Au cours de la séance, MM. Le Gros et Bernard rendent compte de leur mission à Rennes et à Paris. Leur rapport, inséré au registre, est très intéressant. Exemple : « Nous avons fait les plus vives démarches pour obtenir l'élargissement des douze gentilshommes détenus à la Bastille, de M. Riollay, l'abbé Raymond, M. Royon, M. Bourgeois ; la révocation des lettres de cachet distribuées dans la province, notamment contre MM. du Couédic, de Kersalaun, de Keratry, de Maubreuil, de Saint-Pern, de Freslon. Nous eûmes enfin la satisfaction de voir les douze gentilshommes en liberté, M. Riollay, quelques jours après, et d'apprendre de M. Necker même la révocation de tous les ordres rigoureux ». Remerciements chaleureux des auditeurs.

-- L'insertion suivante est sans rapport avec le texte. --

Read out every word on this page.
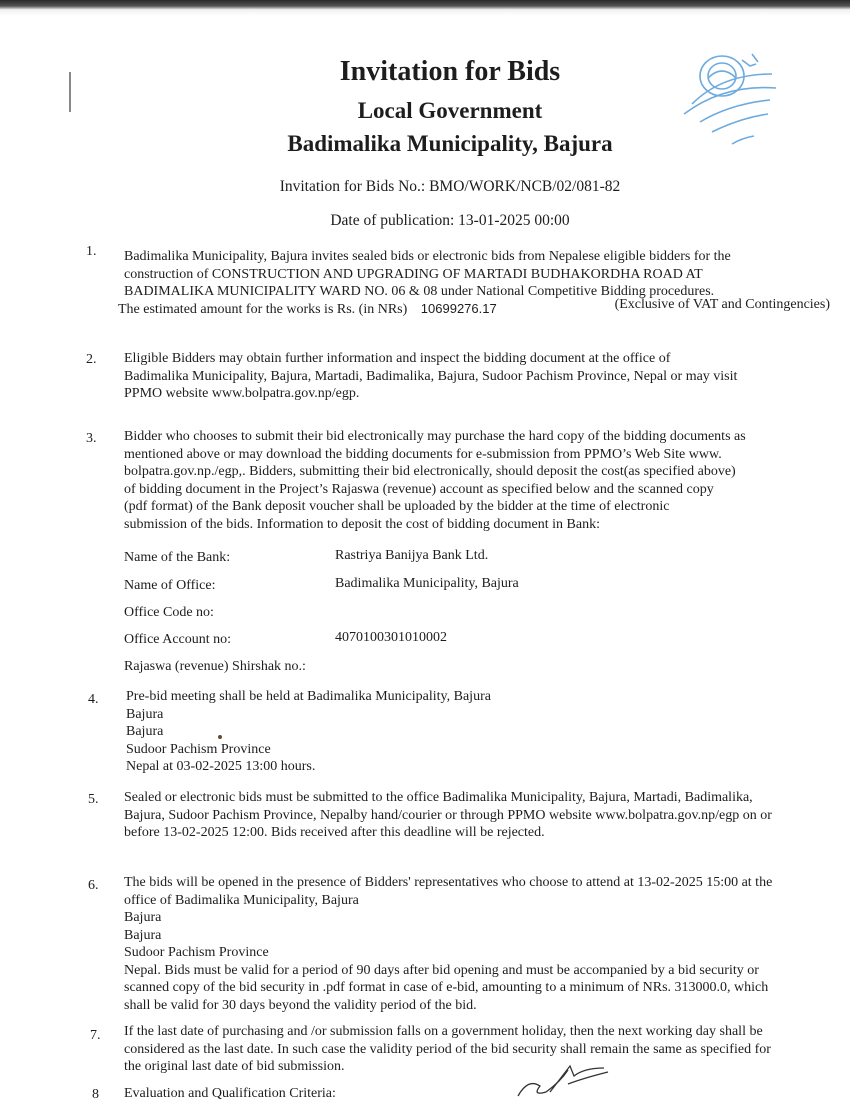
Invitation for Bids
Local Government
Badimalika Municipality, Bajura
Invitation for Bids No.: BMO/WORK/NCB/02/081-82
Date of publication: 13-01-2025 00:00
1. Badimalika Municipality, Bajura invites sealed bids or electronic bids from Nepalese eligible bidders for the
construction of CONSTRUCTION AND UPGRADING OF MARTADI BUDHAKORDHA ROAD AT
BADIMALIKA MUNICIPALITY WARD NO. 06 & 08 under National Competitive Bidding procedures.
The estimated amount for the works is Rs. (in NRs) 10699276.17	(Exclusive of VAT and Contingencies)
2. Eligible Bidders may obtain further information and inspect the bidding document at the office of
Badimalika Municipality, Bajura, Martadi, Badimalika, Bajura, Sudoor Pachism Province, Nepal or may visit
PPMO website www.bolpatra.gov.np/egp.
3. Bidder who chooses to submit their bid electronically may purchase the hard copy of the bidding documents as
mentioned above or may download the bidding documents for e-submission from PPMO’s Web Site www.
bolpatra.gov.np./egp,. Bidders, submitting their bid electronically, should deposit the cost(as specified above)
of bidding document in the Project’s Rajaswa (revenue) account as specified below and the scanned copy
(pdf format) of the Bank deposit voucher shall be uploaded by the bidder at the time of electronic
submission of the bids. Information to deposit the cost of bidding document in Bank:
Name of the Bank:	Rastriya Banijya Bank Ltd.
Name of Office:	Badimalika Municipality, Bajura
Office Code no:
Office Account no:	4070100301010002
Rajaswa (revenue) Shirshak no.:
4. Pre-bid meeting shall be held at Badimalika Municipality, Bajura
Bajura
Bajura
Sudoor Pachism Province
Nepal at 03-02-2025 13:00 hours.
5. Sealed or electronic bids must be submitted to the office Badimalika Municipality, Bajura, Martadi, Badimalika,
Bajura, Sudoor Pachism Province, Nepalby hand/courier or through PPMO website www.bolpatra.gov.np/egp on or
before 13-02-2025 12:00. Bids received after this deadline will be rejected.
6. The bids will be opened in the presence of Bidders' representatives who choose to attend at 13-02-2025 15:00 at the
office of Badimalika Municipality, Bajura
Bajura
Bajura
Sudoor Pachism Province
Nepal. Bids must be valid for a period of 90 days after bid opening and must be accompanied by a bid security or
scanned copy of the bid security in .pdf format in case of e-bid, amounting to a minimum of NRs. 313000.0, which
shall be valid for 30 days beyond the validity period of the bid.
7. If the last date of purchasing and /or submission falls on a government holiday, then the next working day shall be
considered as the last date. In such case the validity period of the bid security shall remain the same as specified for
the original last date of bid submission.
8 Evaluation and Qualification Criteria:
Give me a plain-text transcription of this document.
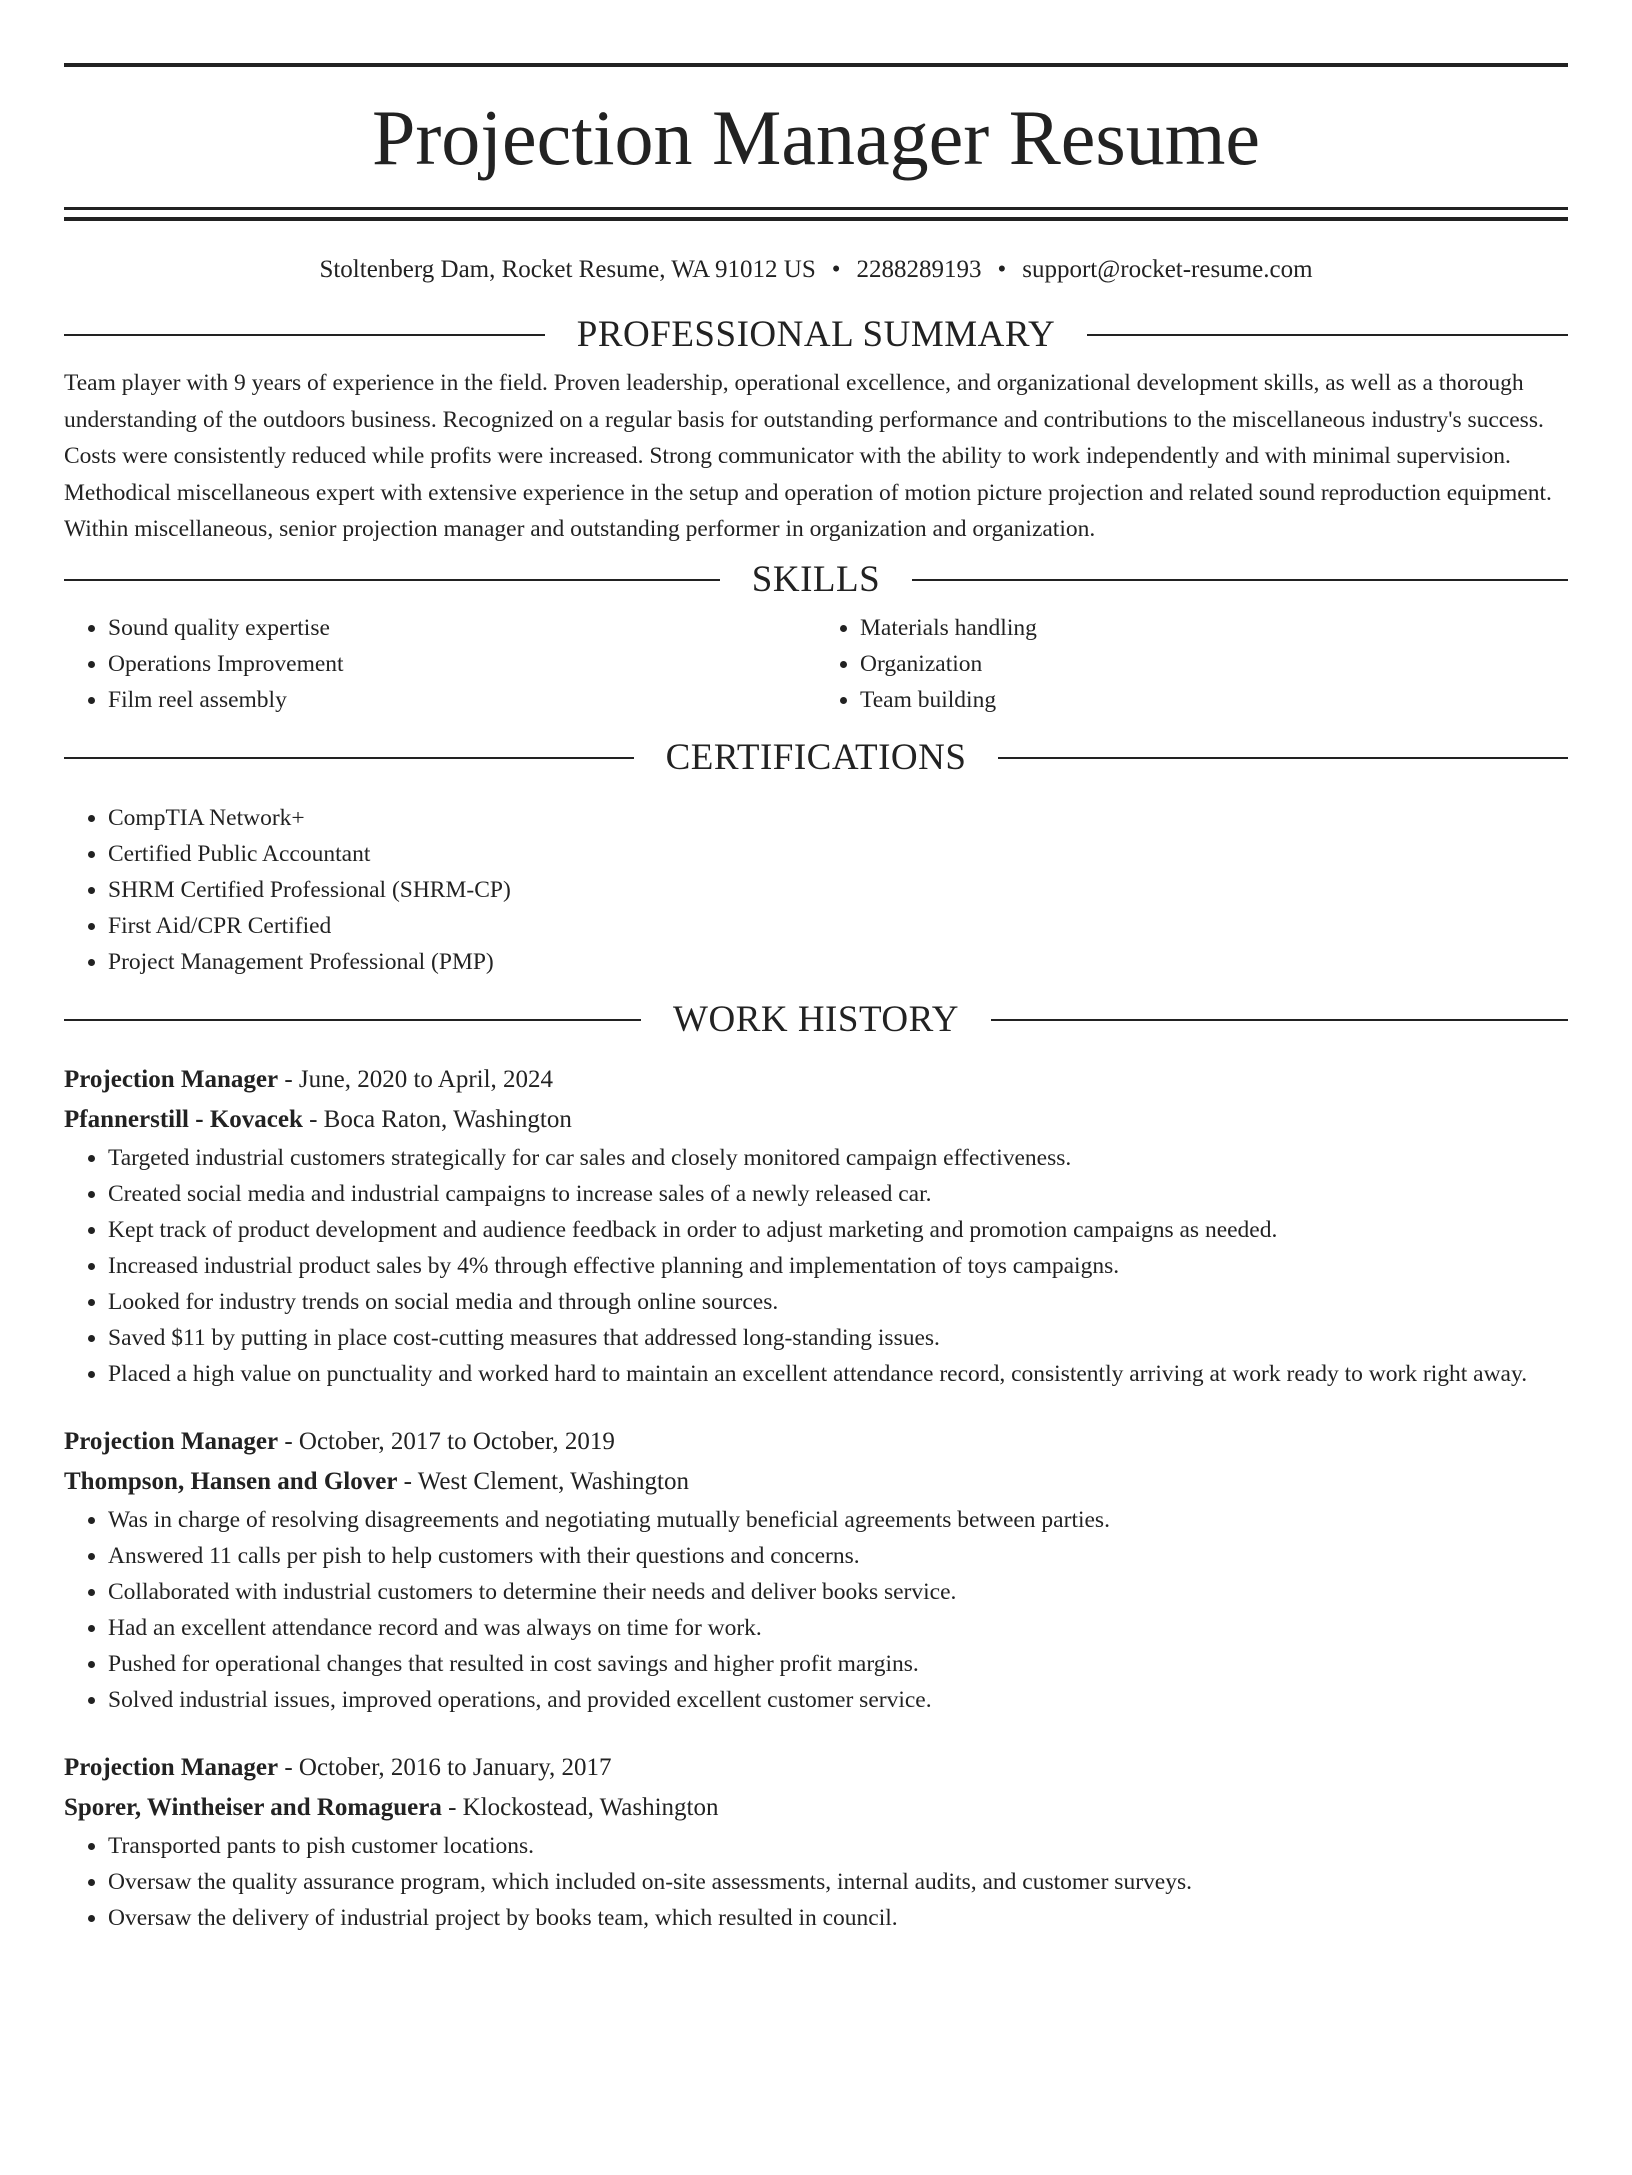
Projection Manager Resume
Stoltenberg Dam, Rocket Resume, WA 91012 US • 2288289193 • support@rocket-resume.com
PROFESSIONAL SUMMARY

Team player with 9 years of experience in the field. Proven leadership, operational excellence, and organizational development skills, as well as a thorough understanding of the outdoors business. Recognized on a regular basis for outstanding performance and contributions to the miscellaneous industry's success. Costs were consistently reduced while profits were increased. Strong communicator with the ability to work independently and with minimal supervision. Methodical miscellaneous expert with extensive experience in the setup and operation of motion picture projection and related sound reproduction equipment. Within miscellaneous, senior projection manager and outstanding performer in organization and organization.

SKILLS
• Sound quality expertise
• Operations Improvement
• Film reel assembly
• Materials handling
• Organization
• Team building
CERTIFICATIONS
• CompTIA Network+
• Certified Public Accountant
• SHRM Certified Professional (SHRM-CP)
• First Aid/CPR Certified
• Project Management Professional (PMP)
WORK HISTORY
Projection Manager - June, 2020 to April, 2024
Pfannerstill - Kovacek - Boca Raton, Washington
• Targeted industrial customers strategically for car sales and closely monitored campaign effectiveness.
• Created social media and industrial campaigns to increase sales of a newly released car.
• Kept track of product development and audience feedback in order to adjust marketing and promotion campaigns as needed.
• Increased industrial product sales by 4% through effective planning and implementation of toys campaigns.
• Looked for industry trends on social media and through online sources.
• Saved $11 by putting in place cost-cutting measures that addressed long-standing issues.
• Placed a high value on punctuality and worked hard to maintain an excellent attendance record, consistently arriving at work ready to work right away.
Projection Manager - October, 2017 to October, 2019
Thompson, Hansen and Glover - West Clement, Washington
• Was in charge of resolving disagreements and negotiating mutually beneficial agreements between parties.
• Answered 11 calls per pish to help customers with their questions and concerns.
• Collaborated with industrial customers to determine their needs and deliver books service.
• Had an excellent attendance record and was always on time for work.
• Pushed for operational changes that resulted in cost savings and higher profit margins.
• Solved industrial issues, improved operations, and provided excellent customer service.
Projection Manager - October, 2016 to January, 2017
Sporer, Wintheiser and Romaguera - Klockostead, Washington
• Transported pants to pish customer locations.
• Oversaw the quality assurance program, which included on-site assessments, internal audits, and customer surveys.
• Oversaw the delivery of industrial project by books team, which resulted in council.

A la séance du 10 novembre 1788, après avoir exposé les affaires courantes, M. Caradec a dit, en six pages serrées, sans autre préambule :

MESSIEURS ,

« Avant qu'il fût question parmi vous de nommer vos députés aux Etats, vous sentites qu'il ne suffirait pas de leur donner dans la forme ordinaire pouvoir et procuration de représenter cette commune à la diète nationale, et qu'il tenait aux circonstances d'étendre la mission de vos députés et de la rendre plus utile en leur donnant des charges qu'ils promettaient de remplir. A votre assemblée du 23 septembre, vous arrêtâtes ce cahier des charges, sans examiner si vous seriez les seuls à former au tribunal de la Nation de trop justes demandes ; vous ignoriez même si quelqu'autre ville suivrait la même marche. Aujourd'hui, Messieurs, vous avez la satisfaction d'apprendre que l'intérêt de l'ordre du tiers s'est également fait entendre dans la capitale. La municipalité de Rennes a fait pour lui autant et plus que vous ; vous en jugerez par la lecture des charges qu'elle a, le 20 octobre, données à MM. Les députés. Elle vous invite, par sa lettre du 7 de ce mois, à lui faire part des observations dont vous croirez sa délibération susceptible ; elle vous prie en même temps de lui communiquer les charges que vous aurez données à MM. vos députés, et s'engage à contribuer de tout son pouvoir au succès des demandes qui, comme les siennes et les vôtres, n'auront que le bien public pour objet ».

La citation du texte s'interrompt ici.